Concept to Code: Building Blocks of ML Script

·

In last post we created a setup for Machine learning project and in this part we move on with writing code- importing model from library and configuring hyperparameters for the same

Configuring a Scikit-learn Model for Training

from sklearn.metrics import accuracy_score, precision_score, recall_score, f1_score
from sklearn.ensemble import RandomForestClassifier
import xgboost as xgb
import lightgbm as lgb
import mlflow


class ModelDeployment:
    defclass ModelTrainer:
    def __init__(self):
        self.models = {
            'random_forest': RandomForestClassifier(
                n_estimators=100,# A Random Forest builds multiple decision trees, 
                                 # and n_estimators dictates how many individual trees will be 
                                 # constructed and averaged (or voted upon) for the final prediction. 
                                 # More trees generally lead to more robust models but also increase computation time.

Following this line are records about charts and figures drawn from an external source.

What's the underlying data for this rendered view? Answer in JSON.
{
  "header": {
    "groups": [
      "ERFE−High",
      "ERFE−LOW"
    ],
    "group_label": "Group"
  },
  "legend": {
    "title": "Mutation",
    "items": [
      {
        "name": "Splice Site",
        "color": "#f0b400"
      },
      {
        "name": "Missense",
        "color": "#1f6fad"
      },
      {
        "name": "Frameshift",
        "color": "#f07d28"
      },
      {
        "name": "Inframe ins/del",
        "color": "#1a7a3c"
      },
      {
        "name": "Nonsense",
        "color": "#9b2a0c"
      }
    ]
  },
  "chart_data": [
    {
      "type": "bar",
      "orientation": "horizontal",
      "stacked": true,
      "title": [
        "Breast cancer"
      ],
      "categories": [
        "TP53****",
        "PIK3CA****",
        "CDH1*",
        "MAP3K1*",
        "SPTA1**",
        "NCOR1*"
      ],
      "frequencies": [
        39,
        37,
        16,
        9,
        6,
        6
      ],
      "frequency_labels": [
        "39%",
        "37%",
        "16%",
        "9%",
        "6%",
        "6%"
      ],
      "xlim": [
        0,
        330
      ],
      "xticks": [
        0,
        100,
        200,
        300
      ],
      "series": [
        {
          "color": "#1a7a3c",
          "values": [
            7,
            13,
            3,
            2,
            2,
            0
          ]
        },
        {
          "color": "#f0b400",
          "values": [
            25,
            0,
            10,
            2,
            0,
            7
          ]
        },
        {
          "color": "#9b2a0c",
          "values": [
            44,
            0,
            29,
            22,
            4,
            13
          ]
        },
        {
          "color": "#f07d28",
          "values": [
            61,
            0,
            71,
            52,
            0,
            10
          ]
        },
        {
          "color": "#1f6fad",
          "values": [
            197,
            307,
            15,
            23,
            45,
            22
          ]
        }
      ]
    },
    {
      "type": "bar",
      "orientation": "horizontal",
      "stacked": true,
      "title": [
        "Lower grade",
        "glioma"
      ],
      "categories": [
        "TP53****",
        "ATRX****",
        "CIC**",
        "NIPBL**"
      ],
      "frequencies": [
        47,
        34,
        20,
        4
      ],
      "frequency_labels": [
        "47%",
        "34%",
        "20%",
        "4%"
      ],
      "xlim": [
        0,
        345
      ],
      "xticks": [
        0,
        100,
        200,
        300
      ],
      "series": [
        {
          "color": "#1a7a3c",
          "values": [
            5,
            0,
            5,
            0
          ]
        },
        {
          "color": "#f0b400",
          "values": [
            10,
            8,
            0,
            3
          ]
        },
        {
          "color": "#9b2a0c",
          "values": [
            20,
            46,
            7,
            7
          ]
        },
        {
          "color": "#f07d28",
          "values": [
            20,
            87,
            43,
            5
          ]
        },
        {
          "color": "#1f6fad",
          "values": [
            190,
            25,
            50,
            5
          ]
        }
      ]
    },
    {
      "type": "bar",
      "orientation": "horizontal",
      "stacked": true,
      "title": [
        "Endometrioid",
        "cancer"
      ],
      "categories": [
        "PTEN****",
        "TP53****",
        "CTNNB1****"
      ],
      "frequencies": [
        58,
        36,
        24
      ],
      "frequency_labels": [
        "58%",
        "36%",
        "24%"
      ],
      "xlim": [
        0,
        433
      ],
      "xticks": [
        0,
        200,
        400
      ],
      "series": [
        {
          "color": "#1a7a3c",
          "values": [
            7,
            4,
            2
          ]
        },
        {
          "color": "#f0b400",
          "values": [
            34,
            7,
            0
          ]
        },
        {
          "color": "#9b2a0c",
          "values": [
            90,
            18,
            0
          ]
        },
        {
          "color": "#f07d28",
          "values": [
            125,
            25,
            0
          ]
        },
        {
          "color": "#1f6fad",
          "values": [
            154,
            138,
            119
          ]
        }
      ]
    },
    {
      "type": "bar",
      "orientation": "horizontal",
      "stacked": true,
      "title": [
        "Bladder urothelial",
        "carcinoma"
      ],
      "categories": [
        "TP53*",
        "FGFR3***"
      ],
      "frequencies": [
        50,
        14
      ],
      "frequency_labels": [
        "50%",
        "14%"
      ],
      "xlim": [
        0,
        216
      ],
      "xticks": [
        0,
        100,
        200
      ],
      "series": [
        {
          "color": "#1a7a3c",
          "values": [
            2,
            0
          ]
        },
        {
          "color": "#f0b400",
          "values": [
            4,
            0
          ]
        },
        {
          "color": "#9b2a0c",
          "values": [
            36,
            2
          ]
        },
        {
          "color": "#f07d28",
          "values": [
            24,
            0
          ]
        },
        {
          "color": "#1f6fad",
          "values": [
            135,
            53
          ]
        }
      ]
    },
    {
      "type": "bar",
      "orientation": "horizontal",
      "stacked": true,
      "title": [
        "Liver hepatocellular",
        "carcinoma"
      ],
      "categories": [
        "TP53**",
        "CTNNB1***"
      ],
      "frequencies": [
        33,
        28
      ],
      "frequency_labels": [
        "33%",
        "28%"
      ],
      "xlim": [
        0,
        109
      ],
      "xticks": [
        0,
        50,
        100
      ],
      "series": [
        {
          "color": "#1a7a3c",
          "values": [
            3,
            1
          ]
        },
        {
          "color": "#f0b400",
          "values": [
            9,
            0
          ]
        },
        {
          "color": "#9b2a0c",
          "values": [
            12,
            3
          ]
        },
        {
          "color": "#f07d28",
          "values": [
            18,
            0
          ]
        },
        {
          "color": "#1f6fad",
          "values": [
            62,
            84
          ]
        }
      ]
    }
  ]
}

                n_jobs=-1 # controls the number of CPU cores used for parallel processing. 
                          # A value of -1 means that the model will use all available CPU cores 
                          # to train the trees concurrently, which can significantly speed up the 
                          # training process on multi-core machines.
            ),
            'xgboost': xgb.XGBClassifier(
                n_estimators=100,
                n_jobs=-1
            ),
            'lightgbm': lgb.LGBMClassifier(
                n_estimators=100,
                n_jobs=-1,
                min_child_samples=20,
                min_split_gain=0.0,
                max_depth=15,
                num_leaves=31,
                learning_rate=0.1,
                colsample_bytree=0.8,
                subsample=0.8,
                reg_alpha=0.1,
                reg_lambda=0.1,
                verbose=-1
            )
        }
        self.results = {}

In the script, we are creating multiple models- random_forest, xgboost & lightgbm, each one of these can address classification problem. By training and evaluating multiple-models using same dataset, we’ll be able to compare the results of each of them and can get insights into the suitability of model for the target dataset and application.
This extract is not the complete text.